Tampoco pinta demasiado bien para el gobierno de Benjamin Netanyahu. Para el actual gobierno de Israel, la desaparición de su mayor enemigo en la región se ha convertido en cuestión existencial, una auténtica obsesión, hasta el punto de que han perdido completamente la perspectiva de su capacidad real y sobre todo de su vulnerabilidad. Los sistemas de intercepción israelíes, bien nutridos de misiles interceptores americanos, se muestran impotentes para evitar el goteo de bombardeos iraníes que ya no se limitan a objetivos militares, sino que alcanzan también a la población civil, particularmente en Tel Aviv. Irán apuesta por enviar enormes cantidades de misiles y de drones, muy baratos, mientras que los interceptores son incomparablemente más caros; y aunque Israel intercepte el 80 o incluso el 90% de los proyectiles, el 10% que llega a su objetivo está causando mucho daño. Israel sufre, y Netanyahu, muy contestado por su gestión en general, sale muy perjudicado de una guerra en la que ilusamente creyó marcarse un tanto.

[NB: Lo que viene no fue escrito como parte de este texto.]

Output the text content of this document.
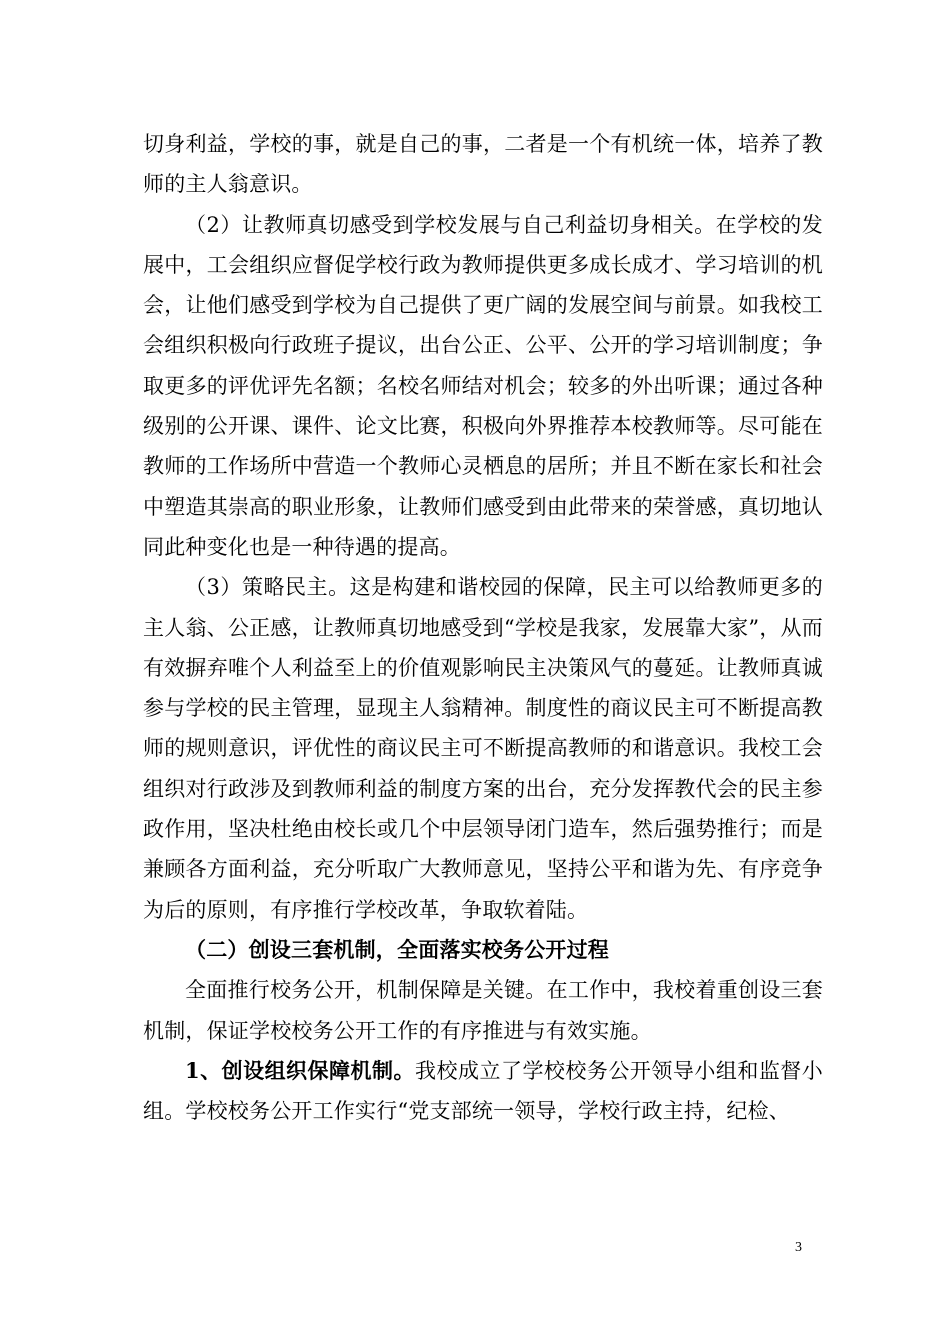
切身利益，学校的事，就是自己的事，二者是一个有机统一体，培养了教师的主人翁意识。

（2）让教师真切感受到学校发展与自己利益切身相关。在学校的发展中，工会组织应督促学校行政为教师提供更多成长成才、学习培训的机会，让他们感受到学校为自己提供了更广阔的发展空间与前景。如我校工会组织积极向行政班子提议，出台公正、公平、公开的学习培训制度；争取更多的评优评先名额；名校名师结对机会；较多的外出听课；通过各种级别的公开课、课件、论文比赛，积极向外界推荐本校教师等。尽可能在教师的工作场所中营造一个教师心灵栖息的居所；并且不断在家长和社会中塑造其崇高的职业形象，让教师们感受到由此带来的荣誉感，真切地认同此种变化也是一种待遇的提高。

（3）策略民主。这是构建和谐校园的保障，民主可以给教师更多的主人翁、公正感，让教师真切地感受到“学校是我家，发展靠大家”，从而有效摒弃唯个人利益至上的价值观影响民主决策风气的蔓延。让教师真诚参与学校的民主管理，显现主人翁精神。制度性的商议民主可不断提高教师的规则意识，评优性的商议民主可不断提高教师的和谐意识。我校工会组织对行政涉及到教师利益的制度方案的出台，充分发挥教代会的民主参政作用，坚决杜绝由校长或几个中层领导闭门造车，然后强势推行；而是兼顾各方面利益，充分听取广大教师意见，坚持公平和谐为先、有序竞争为后的原则，有序推行学校改革，争取软着陆。

（二）创设三套机制，全面落实校务公开过程

全面推行校务公开，机制保障是关键。在工作中，我校着重创设三套机制，保证学校校务公开工作的有序推进与有效实施。

1、创设组织保障机制。我校成立了学校校务公开领导小组和监督小组。学校校务公开工作实行“党支部统一领导，学校行政主持，纪检、

3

El gobierno iraní también está en una situación muy precaria. El asesinato de su líder supremo y una buena parte de la cúpula política le ha obligado a rehacerse en tiempo breve, pero ése no es el mayor de sus problemas. El descontento de la población iraní es muy importante desde hace ya varios años, tras 50 años de un régimen autoritario y muy represivo. Las protestas de enero, sangrientamente reprimidas, ejemplificaron la importancia de la contestación interior. Con 90 millones de personas y una población muy joven, Irán necesita mejoras muy importantes a nivel social, aunque está claro que no será precisamente EE.UU. quien se las va a proporcionar. Para terminar de complicar la situación, Irán sufre una grave crisis hídrica que llevó hace pocos meses a plantear la necesidad de evacuar Teherán, con toda la inestabilidad social que eso implica. Crisis hídrica que por cierto también es bastante grave en la vecina Irak. Al mismo tiempo, su vecina Afganistán está ahora mismo en guerra con Pakistán por la disputa de los recursos hídricos de un río compartido. Toda la región está en una situación precaria.

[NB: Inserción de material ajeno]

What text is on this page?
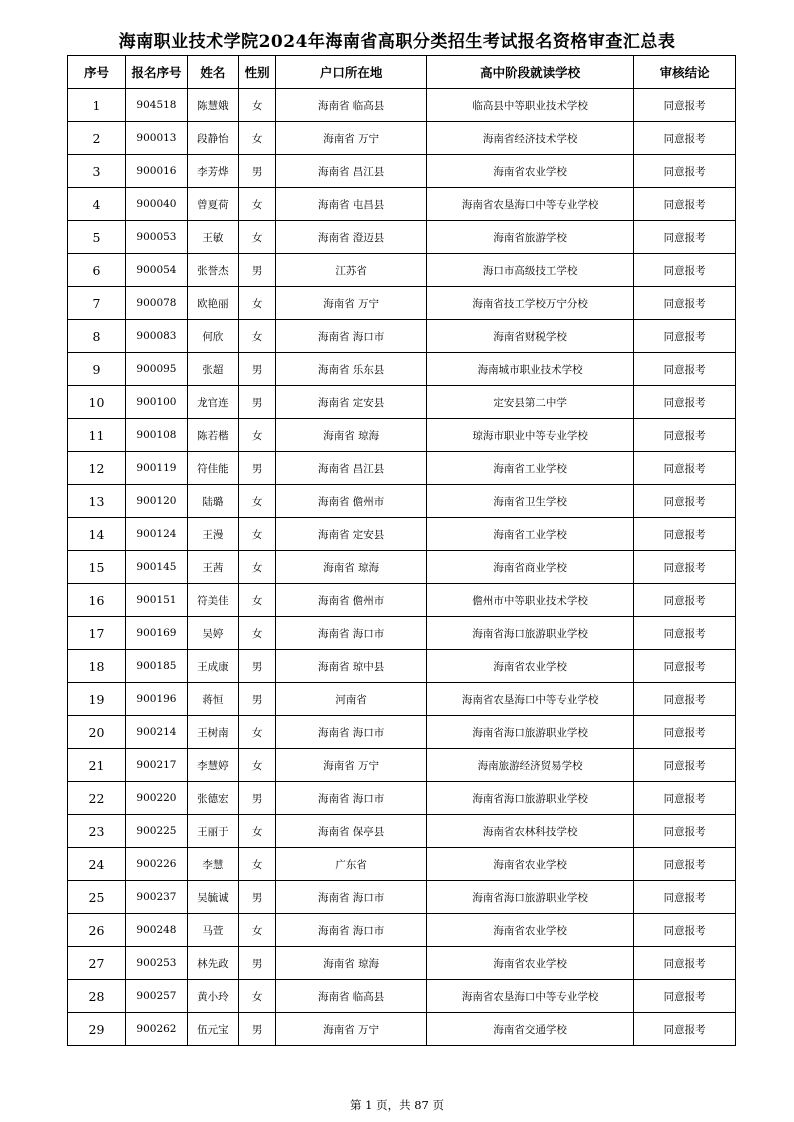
海南职业技术学院2024年海南省高职分类招生考试报名资格审查汇总表
序号	报名序号	姓名	性别	户口所在地	高中阶段就读学校	审核结论
1	904518	陈慧娥	女	海南省 临高县	临高县中等职业技术学校	同意报考
2	900013	段静怡	女	海南省 万宁	海南省经济技术学校	同意报考
3	900016	李芳烨	男	海南省 昌江县	海南省农业学校	同意报考
4	900040	曾夏荷	女	海南省 屯昌县	海南省农垦海口中等专业学校	同意报考
5	900053	王敏	女	海南省 澄迈县	海南省旅游学校	同意报考
6	900054	张誉杰	男	江苏省	海口市高级技工学校	同意报考
7	900078	欧艳丽	女	海南省 万宁	海南省技工学校万宁分校	同意报考
8	900083	何欣	女	海南省 海口市	海南省财税学校	同意报考
9	900095	张超	男	海南省 乐东县	海南城市职业技术学校	同意报考
10	900100	龙官连	男	海南省 定安县	定安县第二中学	同意报考
11	900108	陈若楷	女	海南省 琼海	琼海市职业中等专业学校	同意报考
12	900119	符佳能	男	海南省 昌江县	海南省工业学校	同意报考
13	900120	陆璐	女	海南省 儋州市	海南省卫生学校	同意报考
14	900124	王漫	女	海南省 定安县	海南省工业学校	同意报考
15	900145	王茜	女	海南省 琼海	海南省商业学校	同意报考
16	900151	符美佳	女	海南省 儋州市	儋州市中等职业技术学校	同意报考
17	900169	吴婷	女	海南省 海口市	海南省海口旅游职业学校	同意报考
18	900185	王成康	男	海南省 琼中县	海南省农业学校	同意报考
19	900196	蒋恒	男	河南省	海南省农垦海口中等专业学校	同意报考
20	900214	王树南	女	海南省 海口市	海南省海口旅游职业学校	同意报考
21	900217	李慧婷	女	海南省 万宁	海南旅游经济贸易学校	同意报考
22	900220	张德宏	男	海南省 海口市	海南省海口旅游职业学校	同意报考
23	900225	王丽于	女	海南省 保亭县	海南省农林科技学校	同意报考
24	900226	李慧	女	广东省	海南省农业学校	同意报考
25	900237	吴毓诚	男	海南省 海口市	海南省海口旅游职业学校	同意报考
26	900248	马萱	女	海南省 海口市	海南省农业学校	同意报考
27	900253	林先政	男	海南省 琼海	海南省农业学校	同意报考
28	900257	黄小玲	女	海南省 临高县	海南省农垦海口中等专业学校	同意报考
29	900262	伍元宝	男	海南省 万宁	海南省交通学校	同意报考
第 1 页，共 87 页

Queda claro que ni EE.UU. ni Israel ni Irán parten de una buena situación. Pero ninguno de los tres puede echarse atrás en el escenario actual. Los tres necesitan desesperadamente una victoria en esta guerra. Y la desesperación es la peor de las consejeras, porque lleva a asumir riesgos excesivos que pueden materializarse en auténticas catástrofes.

El cierre del Estrecho de Ormuz pone al mundo de rodillas. Por ejemplo, por Ormuz pasan 20 Mb/d, el 20% del petróleo que se consume en el mundo. Pero si lo miramos desde la perspectiva del petróleo disponible para comerciar (descontando ese 50% que consumen los propios países productores), resulta que lo que pasa por Ormuz es el 40% de las exportaciones mundiales de petróleo, lo cual es gravísimo para países importadores como es España. Y poco importa que en la actualidad España importe poco petróleo de la región: el mercado del petróleo es muy fungible y los contratos se rescinden o el petróleo se encarece por la mayor demanda. Nadie está cubierto en esta crisis. Mientras esto escribo, el precio del barril de Brent ya ha llegado a los 90$, que es el umbral de dolor para la economía europea. Si esta situación se prolonga e incluso agrava durante las próximas semanas, será inevitable que se produzca una grave recesión económica.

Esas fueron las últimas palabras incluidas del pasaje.